We propose a tractable model of bargaining with optimism. The distinguishing feature of our model is that the bargaining power is durable and changes only due to important events such as elections. Players know their current bargaining powers, but they can be optimistic that events will shift the bargaining power in their favor. We define congruence (in political negotiations, political capital) as the extent to which a party's current bargaining power translates into its expected payoff from bargaining. We show that durability increases congruence and plays a central role in understanding bargaining delays, as well as the finer bargaining details in political negotiations. Optimistic players delay the agreement if durability is expected to increase in the future. The applications of this durability effect include deadline and election effects, by which upcoming deadlines or elections lead to ex-ante gridlock. In political negotiations, political capital is highest in the immediate aftermath of the election, but it decreases as the next election approaches.
Acemoglu, D. and A. Simsek (2012), "Moral Hazard and Efficiency in General Equilibrium with Anonymous Trading," working paper [slides]
A "folk theorem" maintains that competitive equilibria with asymmetric information are always (or generically) inefficient unless agents' consumption can be fully monitored by the principal (and specified in contracts). We critically evaluate these claims in the context of a general equilibrium economy with moral hazard.
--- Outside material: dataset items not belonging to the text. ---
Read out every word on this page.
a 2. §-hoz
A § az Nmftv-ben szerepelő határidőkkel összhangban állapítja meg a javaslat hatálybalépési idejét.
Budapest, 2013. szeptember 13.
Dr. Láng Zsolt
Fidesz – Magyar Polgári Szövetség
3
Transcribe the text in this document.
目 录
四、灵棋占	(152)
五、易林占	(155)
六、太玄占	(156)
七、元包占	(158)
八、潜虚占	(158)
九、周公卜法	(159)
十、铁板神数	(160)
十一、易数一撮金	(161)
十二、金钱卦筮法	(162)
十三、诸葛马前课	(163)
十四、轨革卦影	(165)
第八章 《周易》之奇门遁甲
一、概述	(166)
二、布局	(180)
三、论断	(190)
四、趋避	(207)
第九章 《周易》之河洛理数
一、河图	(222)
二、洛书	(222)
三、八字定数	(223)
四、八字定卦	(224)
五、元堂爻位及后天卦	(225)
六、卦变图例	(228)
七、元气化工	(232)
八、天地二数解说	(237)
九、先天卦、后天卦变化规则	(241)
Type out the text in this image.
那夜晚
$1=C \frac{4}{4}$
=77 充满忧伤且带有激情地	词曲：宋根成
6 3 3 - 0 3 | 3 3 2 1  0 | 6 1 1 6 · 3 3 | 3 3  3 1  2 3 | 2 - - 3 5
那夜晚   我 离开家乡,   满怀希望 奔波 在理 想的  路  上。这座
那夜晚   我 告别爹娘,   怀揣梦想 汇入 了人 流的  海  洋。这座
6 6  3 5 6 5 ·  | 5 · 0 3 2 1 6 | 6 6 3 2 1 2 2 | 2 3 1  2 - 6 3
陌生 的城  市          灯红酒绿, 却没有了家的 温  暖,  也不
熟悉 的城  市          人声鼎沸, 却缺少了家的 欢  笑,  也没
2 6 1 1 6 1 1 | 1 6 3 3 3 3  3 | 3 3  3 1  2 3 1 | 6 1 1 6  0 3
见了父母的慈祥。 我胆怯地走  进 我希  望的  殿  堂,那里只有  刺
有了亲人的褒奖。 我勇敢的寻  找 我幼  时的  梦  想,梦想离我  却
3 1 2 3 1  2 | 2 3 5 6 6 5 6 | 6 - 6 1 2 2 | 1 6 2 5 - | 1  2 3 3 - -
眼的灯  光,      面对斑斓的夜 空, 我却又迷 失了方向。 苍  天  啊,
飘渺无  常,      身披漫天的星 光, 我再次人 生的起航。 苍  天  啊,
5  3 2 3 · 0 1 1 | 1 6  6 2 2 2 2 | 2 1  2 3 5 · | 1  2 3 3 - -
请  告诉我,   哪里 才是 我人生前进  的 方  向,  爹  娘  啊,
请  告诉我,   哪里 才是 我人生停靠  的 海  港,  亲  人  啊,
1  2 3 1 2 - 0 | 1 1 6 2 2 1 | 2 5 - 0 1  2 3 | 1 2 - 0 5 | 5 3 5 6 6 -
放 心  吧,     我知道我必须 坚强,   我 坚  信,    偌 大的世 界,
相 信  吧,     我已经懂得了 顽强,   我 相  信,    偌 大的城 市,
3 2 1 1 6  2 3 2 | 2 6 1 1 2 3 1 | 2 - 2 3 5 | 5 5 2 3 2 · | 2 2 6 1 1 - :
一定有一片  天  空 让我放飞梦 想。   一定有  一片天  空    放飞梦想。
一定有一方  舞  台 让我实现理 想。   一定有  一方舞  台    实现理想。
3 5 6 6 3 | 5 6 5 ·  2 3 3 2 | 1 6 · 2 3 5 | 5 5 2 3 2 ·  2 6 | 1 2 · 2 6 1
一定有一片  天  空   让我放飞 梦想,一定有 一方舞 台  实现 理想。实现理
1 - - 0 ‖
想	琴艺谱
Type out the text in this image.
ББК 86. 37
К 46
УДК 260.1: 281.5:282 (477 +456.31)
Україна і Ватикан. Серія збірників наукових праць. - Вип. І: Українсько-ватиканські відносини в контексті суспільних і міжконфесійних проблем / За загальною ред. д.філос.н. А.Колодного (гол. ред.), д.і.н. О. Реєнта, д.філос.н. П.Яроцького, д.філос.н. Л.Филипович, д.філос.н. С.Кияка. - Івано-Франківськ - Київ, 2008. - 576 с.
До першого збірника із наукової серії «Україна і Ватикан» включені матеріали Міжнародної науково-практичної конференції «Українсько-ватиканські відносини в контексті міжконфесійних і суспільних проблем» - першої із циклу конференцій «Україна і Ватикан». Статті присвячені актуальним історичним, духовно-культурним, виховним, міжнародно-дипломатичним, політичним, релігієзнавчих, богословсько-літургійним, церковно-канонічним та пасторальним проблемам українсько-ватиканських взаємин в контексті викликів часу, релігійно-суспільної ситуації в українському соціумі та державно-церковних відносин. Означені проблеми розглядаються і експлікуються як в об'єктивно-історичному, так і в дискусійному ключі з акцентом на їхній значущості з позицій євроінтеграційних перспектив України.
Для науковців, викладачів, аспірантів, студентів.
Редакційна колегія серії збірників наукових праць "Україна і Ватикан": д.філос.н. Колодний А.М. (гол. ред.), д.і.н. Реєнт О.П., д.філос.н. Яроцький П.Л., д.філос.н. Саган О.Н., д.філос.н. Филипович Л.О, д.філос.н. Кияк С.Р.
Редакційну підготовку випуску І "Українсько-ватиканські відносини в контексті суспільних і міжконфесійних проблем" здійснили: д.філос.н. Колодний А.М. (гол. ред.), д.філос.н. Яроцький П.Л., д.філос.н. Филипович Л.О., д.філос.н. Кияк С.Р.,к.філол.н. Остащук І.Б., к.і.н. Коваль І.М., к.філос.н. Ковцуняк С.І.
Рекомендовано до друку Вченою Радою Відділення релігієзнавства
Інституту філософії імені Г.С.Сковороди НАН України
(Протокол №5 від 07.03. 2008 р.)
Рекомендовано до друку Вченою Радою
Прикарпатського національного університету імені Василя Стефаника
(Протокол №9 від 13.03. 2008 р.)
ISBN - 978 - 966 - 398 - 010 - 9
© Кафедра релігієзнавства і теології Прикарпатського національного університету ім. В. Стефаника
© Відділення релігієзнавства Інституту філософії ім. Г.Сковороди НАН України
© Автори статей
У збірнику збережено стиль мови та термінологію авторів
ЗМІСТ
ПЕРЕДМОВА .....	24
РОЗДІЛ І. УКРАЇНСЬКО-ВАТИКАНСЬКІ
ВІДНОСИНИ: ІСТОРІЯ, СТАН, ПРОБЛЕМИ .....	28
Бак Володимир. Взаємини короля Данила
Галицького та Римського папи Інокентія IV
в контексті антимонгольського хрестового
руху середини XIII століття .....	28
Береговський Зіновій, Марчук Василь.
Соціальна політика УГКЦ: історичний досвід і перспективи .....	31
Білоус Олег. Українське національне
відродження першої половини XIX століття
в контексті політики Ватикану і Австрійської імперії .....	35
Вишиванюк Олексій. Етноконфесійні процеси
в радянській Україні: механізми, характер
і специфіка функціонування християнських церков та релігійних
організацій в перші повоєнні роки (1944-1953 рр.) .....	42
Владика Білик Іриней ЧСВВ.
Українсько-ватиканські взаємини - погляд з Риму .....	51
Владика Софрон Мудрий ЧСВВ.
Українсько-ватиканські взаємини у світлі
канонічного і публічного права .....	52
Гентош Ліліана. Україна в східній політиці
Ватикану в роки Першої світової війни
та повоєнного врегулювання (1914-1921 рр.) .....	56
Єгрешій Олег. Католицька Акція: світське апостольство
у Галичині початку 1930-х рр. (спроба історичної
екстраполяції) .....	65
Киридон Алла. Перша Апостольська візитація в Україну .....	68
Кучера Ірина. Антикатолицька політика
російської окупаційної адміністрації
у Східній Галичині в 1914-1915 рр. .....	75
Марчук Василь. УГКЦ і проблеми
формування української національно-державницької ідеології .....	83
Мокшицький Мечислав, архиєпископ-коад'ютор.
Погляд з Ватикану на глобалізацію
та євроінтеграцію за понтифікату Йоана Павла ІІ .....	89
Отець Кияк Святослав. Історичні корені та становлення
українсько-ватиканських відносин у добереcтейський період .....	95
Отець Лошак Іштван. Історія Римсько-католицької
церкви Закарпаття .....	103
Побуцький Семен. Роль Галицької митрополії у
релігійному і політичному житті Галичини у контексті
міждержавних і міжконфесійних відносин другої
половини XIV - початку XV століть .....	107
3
We allow agents' consumption to be partially monitored (e.g., employment contracts can specify how long a vacation agent takes, but not where she spends her vacation). We identify weak separability of agents' preferences between non-monitored consumption and effort as the necessary and sufficient condition for efficiency (e.g., weak separability implies how much the agent likes Bahamas vs. Hawaii is independent of her effort level). We also establish ε-efficiency when there are only small deviations from weak separability. These results delineate a range of benchmark environments under which general equilibrium has strong efficiency properties even though agents' consumption is not fully monitored.